How are confidence intervals useful in understanding replication?

The growing awareness of the need for reproducibility in research is encouraging, but what does reproducible research actually look like in practice?
Marty and I recently had an interesting discussion on what it means for a study’s findings to be independently replicated, and the metrics scientists use to interpret reproducibility. I tend to interpret level of reproducibility using confidence intervals because after a study is done, the 95% confidence interval (CI) indicates how precisely a sample statistic estimates the population parameter. For example, if a study tries to estimate a population mean using the mean from a sample, the 95% CI indicates that 95% of all unobserved CIs will capture the population mean. Loosely speaking, we can be 95% certain that the population mean is captured in a single CI. A narrow 95% CI indicates that the population parameter was estimated more precisely. Consequently, I would think that independent replication studies are more likely to succeed if the original study’s 95% CI was narrow.
On the other hand, many scientists likely interpret level of reproducibility using tests of significance (ie. p values). For example, if a study found a statistically significant effect of a test condition on an outcome, scientists might think a large proportion of independent replication studies would find statistically significant effects as well.
The statistician Geoff Cumming and mathematician Robert Maillardet used simulations to show how replication findings may be interpreted using confidence intervals or p values. The key points from their paper are:
- The extent to which the CI of an original study captures the sample mean of a replication study is influenced by two sources of variability: the variation of the original mean about the population mean, and the variation of the replication mean about the population mean. If a study reports 95% CI, on average, only 83% of replication means would fall within the original 95% CI (Figure 1). The further away a sample mean falls from the population mean, the less the original 95% CI will capture replication means. The population mean is never known and can only be estimated.
- When population variance is not known and sample standard deviation is used to estimate population variance, the percentage of replication means that fall within a given original 95% CI varies even more widely.
- Thinking about replicating means using p values is more complicated: One way is to consider the average percentage of replication means that fall on the same side of a chosen point null hypothesis (since p values are relative to a chosen point null hypothesis). This is “an average of all possible values of the population mean, the weights for the average being the likelihoods that the various population mean values give the originally observed p value” (p 225 of paper, col 2, para 1).

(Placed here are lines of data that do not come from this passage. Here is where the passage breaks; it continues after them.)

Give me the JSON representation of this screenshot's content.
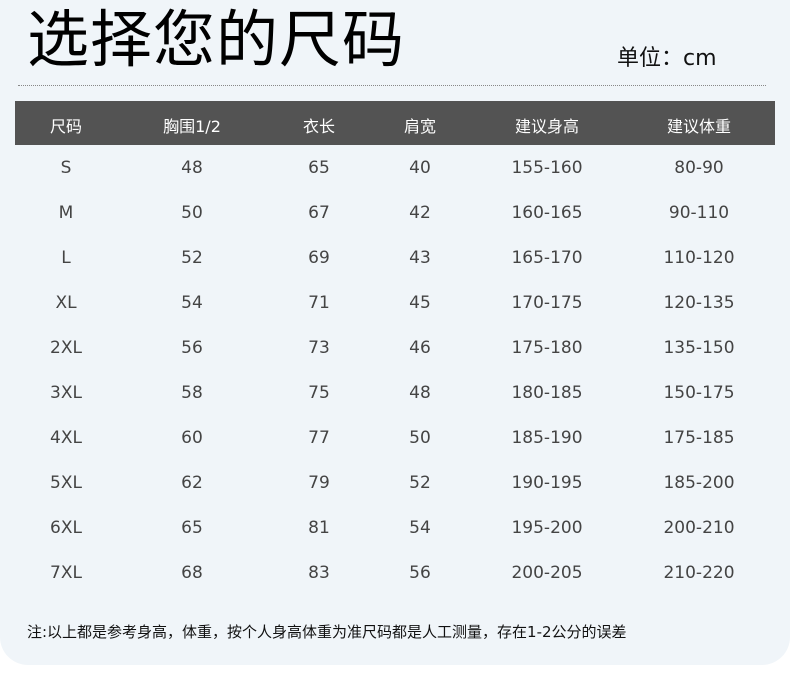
{
  "title": "选择您的尺码",
  "unit": "单位：cm",
  "headers": [
    "尺码",
    "胸围1/2",
    "衣长",
    "肩宽",
    "建议身高",
    "建议体重"
  ],
  "rows": [
    [
      "S",
      "48",
      "65",
      "40",
      "155-160",
      "80-90"
    ],
    [
      "M",
      "50",
      "67",
      "42",
      "160-165",
      "90-110"
    ],
    [
      "L",
      "52",
      "69",
      "43",
      "165-170",
      "110-120"
    ],
    [
      "XL",
      "54",
      "71",
      "45",
      "170-175",
      "120-135"
    ],
    [
      "2XL",
      "56",
      "73",
      "46",
      "175-180",
      "135-150"
    ],
    [
      "3XL",
      "58",
      "75",
      "48",
      "180-185",
      "150-175"
    ],
    [
      "4XL",
      "60",
      "77",
      "50",
      "185-190",
      "175-185"
    ],
    [
      "5XL",
      "62",
      "79",
      "52",
      "190-195",
      "185-200"
    ],
    [
      "6XL",
      "65",
      "81",
      "54",
      "195-200",
      "200-210"
    ],
    [
      "7XL",
      "68",
      "83",
      "56",
      "200-205",
      "210-220"
    ]
  ],
  "note": "注:以上都是参考身高，体重，按个人身高体重为准尺码都是人工测量，存在1-2公分的误差"
}
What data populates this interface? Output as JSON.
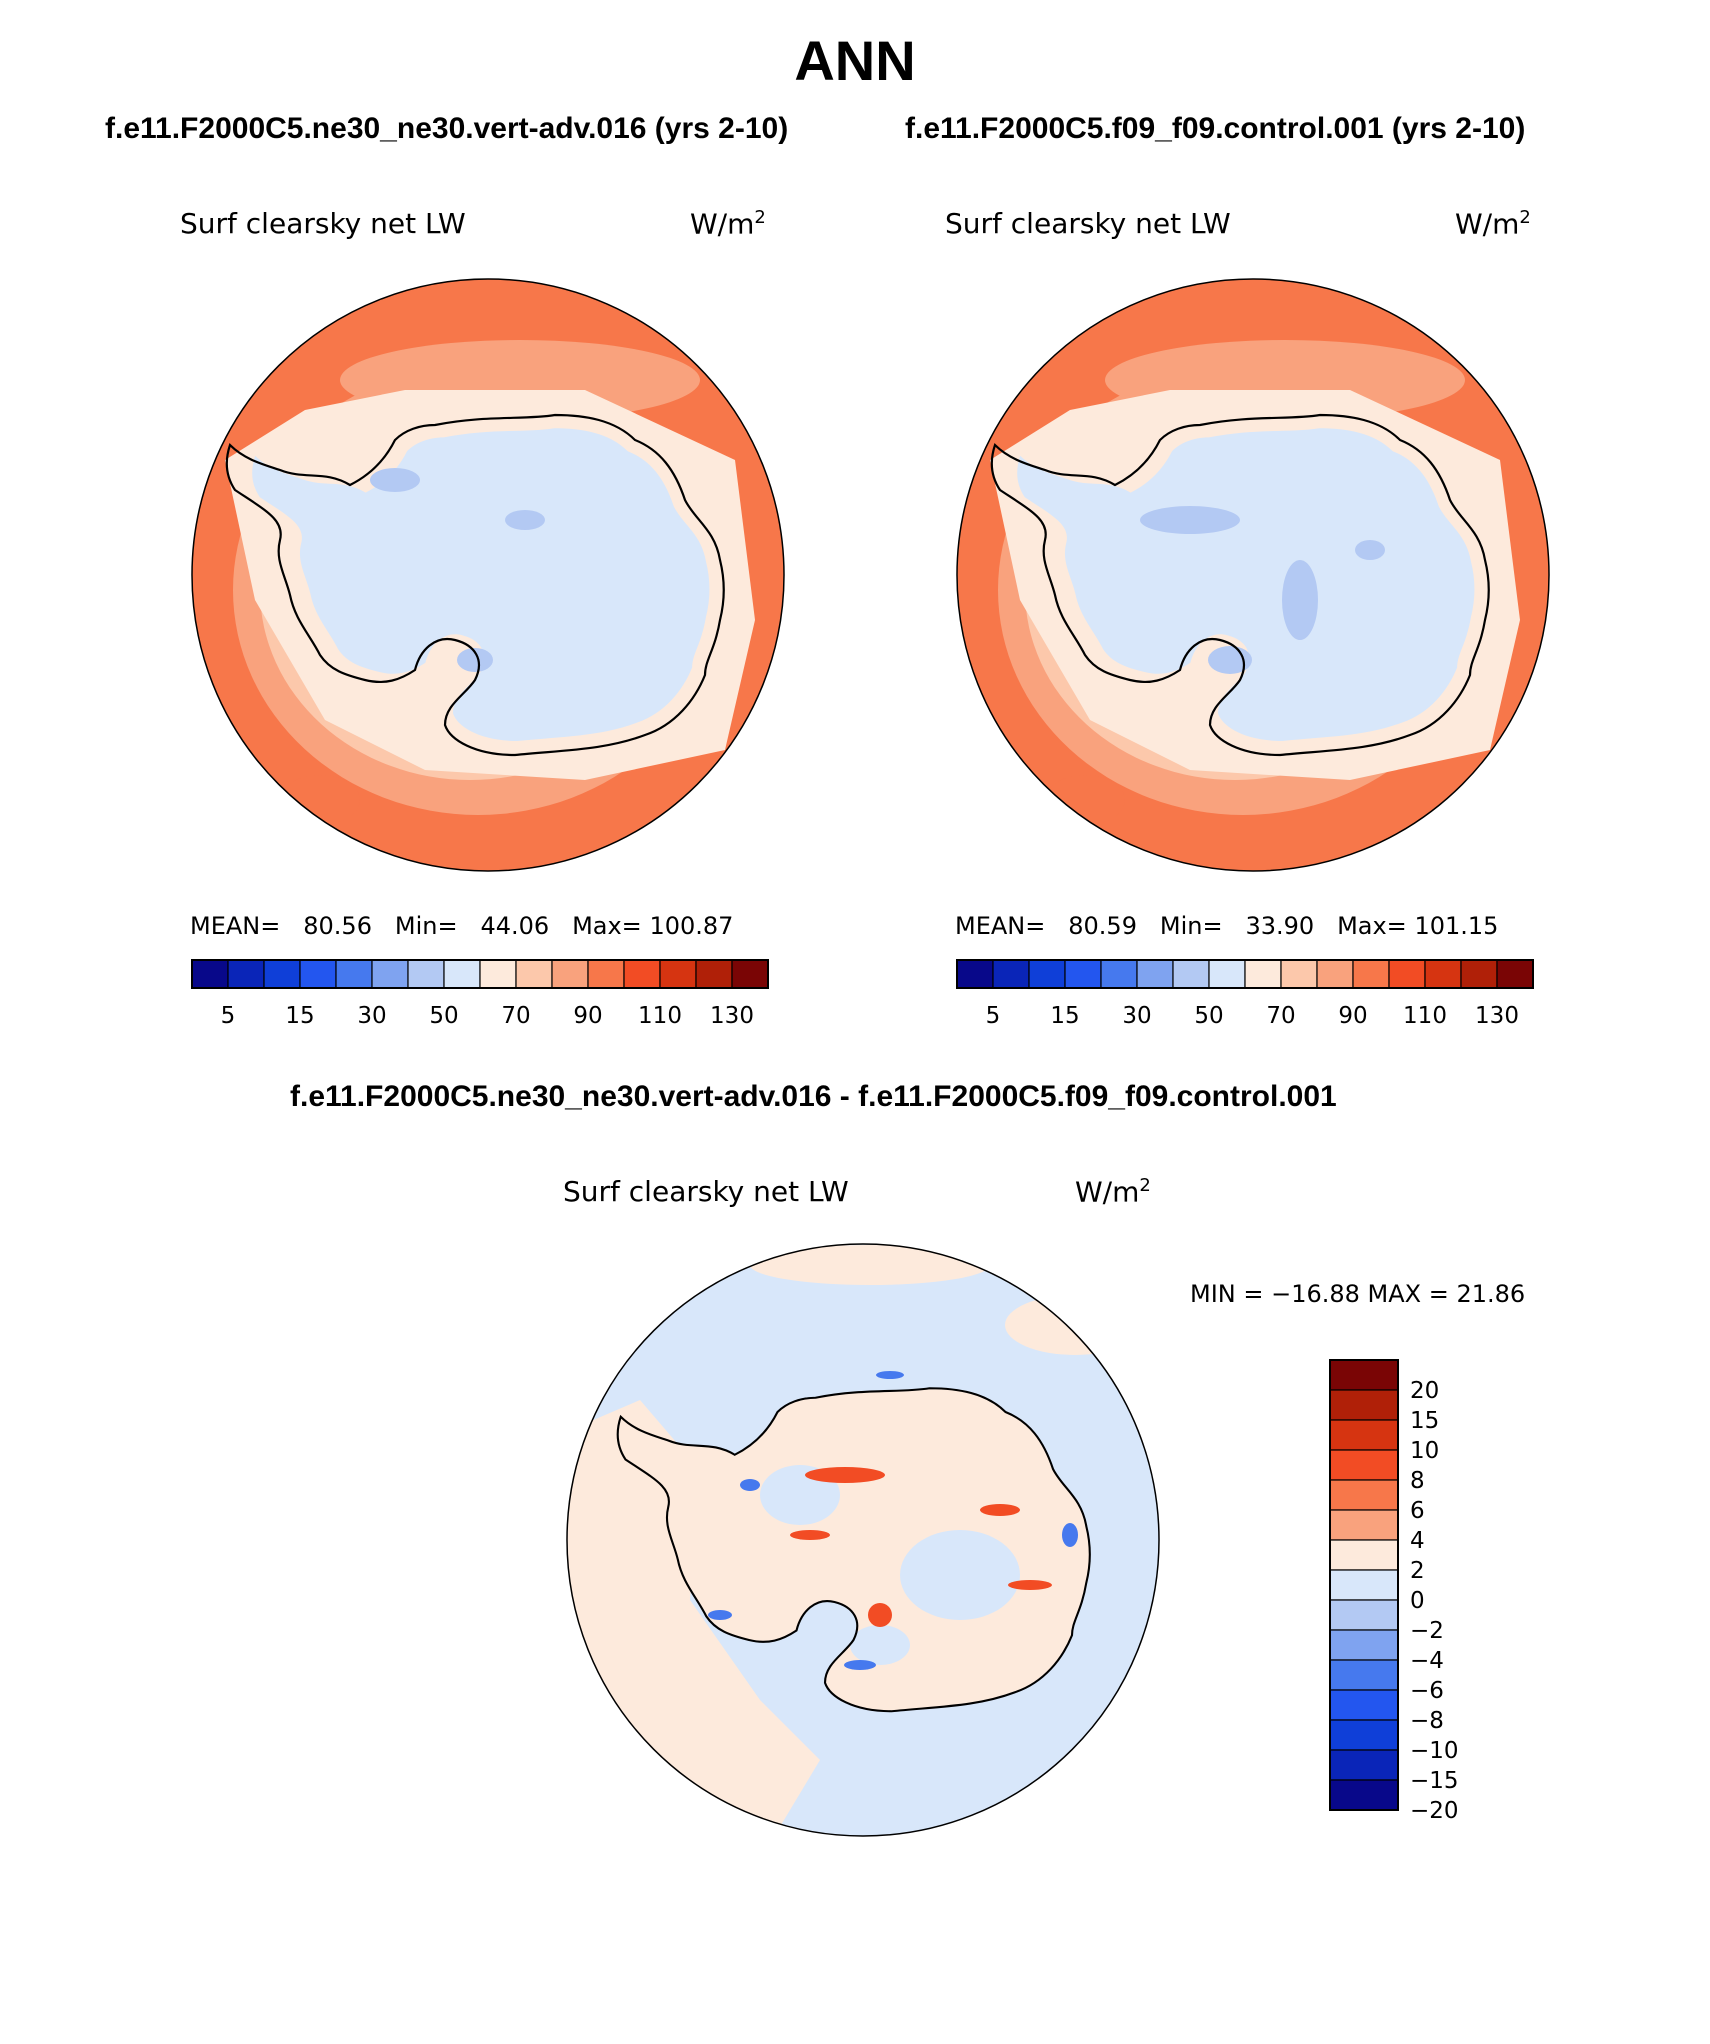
{
  "title": "ANN",
  "panels": [
    {
      "case_title": "f.e11.F2000C5.ne30_ne30.vert-adv.016 (yrs 2-10)",
      "variable": "Surf clearsky net LW",
      "units": "W/m",
      "units_exp": "2",
      "stats": {
        "mean_label": "MEAN=",
        "mean": "80.56",
        "min_label": "Min=",
        "min": "44.06",
        "max_label": "Max=",
        "max": "100.87"
      }
    },
    {
      "case_title": "f.e11.F2000C5.f09_f09.control.001 (yrs 2-10)",
      "variable": "Surf clearsky net LW",
      "units": "W/m",
      "units_exp": "2",
      "stats": {
        "mean_label": "MEAN=",
        "mean": "80.59",
        "min_label": "Min=",
        "min": "33.90",
        "max_label": "Max=",
        "max": "101.15"
      }
    }
  ],
  "diff_panel": {
    "case_title": "f.e11.F2000C5.ne30_ne30.vert-adv.016 - f.e11.F2000C5.f09_f09.control.001",
    "variable": "Surf clearsky net LW",
    "units": "W/m",
    "units_exp": "2",
    "minmax": "MIN = −16.88 MAX =  21.86"
  },
  "colorbar_abs": {
    "colors": [
      "#08088a",
      "#0a25b8",
      "#0f3fd8",
      "#2356ef",
      "#4679ee",
      "#7fa3f0",
      "#b3c9f3",
      "#d8e7fa",
      "#fdeadc",
      "#fcc8ab",
      "#f9a27d",
      "#f7774a",
      "#f24c24",
      "#d63411",
      "#b02008",
      "#7a0505"
    ],
    "labels": [
      "5",
      "15",
      "30",
      "50",
      "70",
      "90",
      "110",
      "130"
    ]
  },
  "colorbar_diff": {
    "colors": [
      "#7a0505",
      "#b02008",
      "#d63411",
      "#f24c24",
      "#f7774a",
      "#f9a27d",
      "#fdeadc",
      "#d8e7fa",
      "#b3c9f3",
      "#7fa3f0",
      "#4679ee",
      "#2356ef",
      "#0f3fd8",
      "#0a25b8",
      "#08088a"
    ],
    "labels": [
      "20",
      "15",
      "10",
      "8",
      "6",
      "4",
      "2",
      "0",
      "−2",
      "−4",
      "−6",
      "−8",
      "−10",
      "−15",
      "−20"
    ]
  },
  "map_colors": {
    "outer": "#f7774a",
    "ring": "#f9a27d",
    "inner": "#fcc8ab",
    "coast": "#fdeadc",
    "interior": "#d8e7fa",
    "low": "#b3c9f3",
    "diff_base": "#d8e7fa",
    "diff_pos": "#fdeadc",
    "diff_strong": "#f24c24",
    "diff_neg": "#4679ee"
  }
}
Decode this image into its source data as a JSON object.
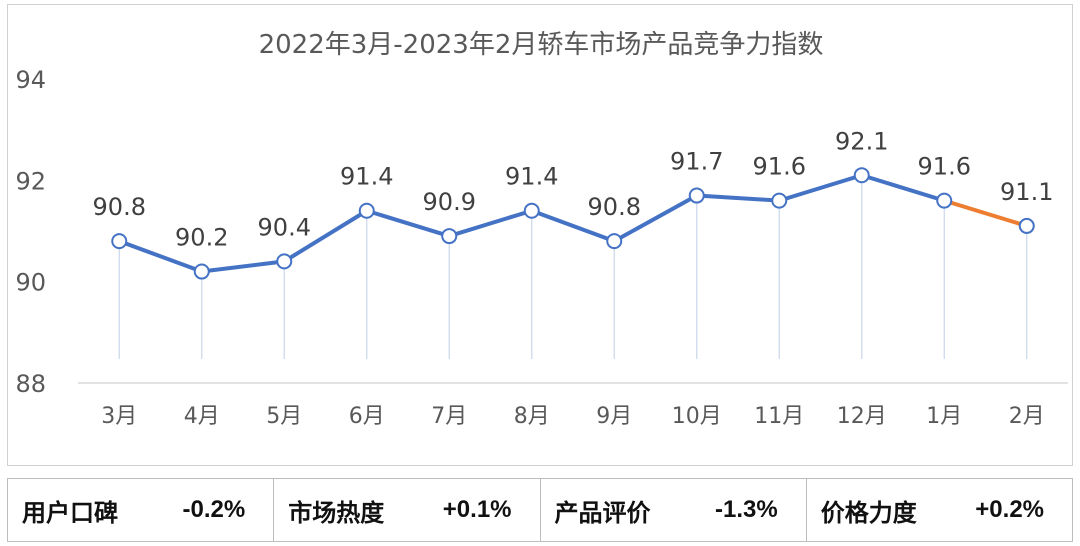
{
  "chart_data": {
    "type": "line",
    "title": "2022年3月-2023年2月轿车市场产品竞争力指数",
    "xlabel": "",
    "ylabel": "",
    "categories": [
      "3月",
      "4月",
      "5月",
      "6月",
      "7月",
      "8月",
      "9月",
      "10月",
      "11月",
      "12月",
      "1月",
      "2月"
    ],
    "values": [
      90.8,
      90.2,
      90.4,
      91.4,
      90.9,
      91.4,
      90.8,
      91.7,
      91.6,
      92.1,
      91.6,
      91.1
    ],
    "data_labels": [
      "90.8",
      "90.2",
      "90.4",
      "91.4",
      "90.9",
      "91.4",
      "90.8",
      "91.7",
      "91.6",
      "92.1",
      "91.6",
      "91.1"
    ],
    "ylim": [
      88,
      94
    ],
    "yticks": [
      "88",
      "90",
      "92",
      "94"
    ],
    "grid": false,
    "line_color": "#4472C4",
    "highlight_segment_color": "#ED7D31",
    "drop_line_color": "#c9d6ea"
  },
  "summary": [
    {
      "label": "用户口碑",
      "value": "-0.2%"
    },
    {
      "label": "市场热度",
      "value": "+0.1%"
    },
    {
      "label": "产品评价",
      "value": "-1.3%"
    },
    {
      "label": "价格力度",
      "value": "+0.2%"
    }
  ]
}
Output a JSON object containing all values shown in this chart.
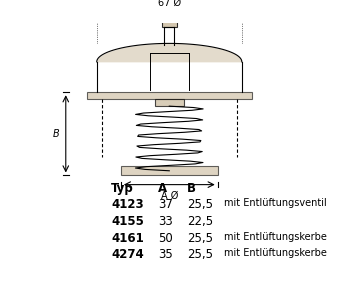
{
  "bg_color": "#ffffff",
  "line_color": "#000000",
  "drawing_color": "#c8b89a",
  "table_header": [
    "Typ",
    "A",
    "B"
  ],
  "table_rows": [
    {
      "typ": "4123",
      "A": "37",
      "B": "25,5",
      "note": "mit Entlüftungsventil",
      "typ_bold": true
    },
    {
      "typ": "4155",
      "A": "33",
      "B": "22,5",
      "note": "",
      "typ_bold": true
    },
    {
      "typ": "4161",
      "A": "50",
      "B": "25,5",
      "note": "mit Entlüftungskerbe",
      "typ_bold": true
    },
    {
      "typ": "4274",
      "A": "35",
      "B": "25,5",
      "note": "mit Entlüftungskerbe",
      "typ_bold": true
    }
  ],
  "dim_67": "67 Ø",
  "dim_A": "A Ø",
  "dim_B": "B",
  "header_fontsize": 8,
  "body_fontsize": 8,
  "note_fontsize": 7
}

Figure 1: Three examples of a 95% CI and the sampling distribution (SampDist) of replication means, for a Normal population assuming population mean and variance are known (shown at far left). Each panel shows the original mean (OM) and 95% CI of the original sample, and the sampling distribution of all possible replication means. Grey shading indicates the percentage of replication means that fall within each original CI. It is clear that the percentage of replication means that fall within an original CI depend on how closely the original mean falls to the population mean, and how much the replication means vary about the original mean. In real life, the population mean and variance are not known and only the original mean and CI can be displayed. (Figure reproduced from Figure 2 of paper)

So, my original idea was correct: a narrow 95% CI indicates the population mean was estimated precisely. However, a single 95% CI would only capture a fraction of replication means because of variability of both the original and replication means about the true mean. Personally, I still can’t wrap my head around quantifying reproducibility using p values, apart from thinking that p values don’t indicate reproducibility well.
If you are going to follow the principles of reproducible research, think carefully about the size and variability of the effect you are studying, and test enough subjects to be reasonably sure you can accurately find it.
Summary
A 95% CI indicates how precisely a sample statistic estimates the population parameter. In any experiment, sampling variability can be sufficiently large and influential that findings from replication studies differ considerably from the original study. 95% CI are more useful than p values to interpret or determine level of tolerance to lack of reproducibility.
Reference
Cumming G and Maillardet R (2006) Confidence intervals and replication: Where will the next mean fall? Psychological Methods 11:217-227.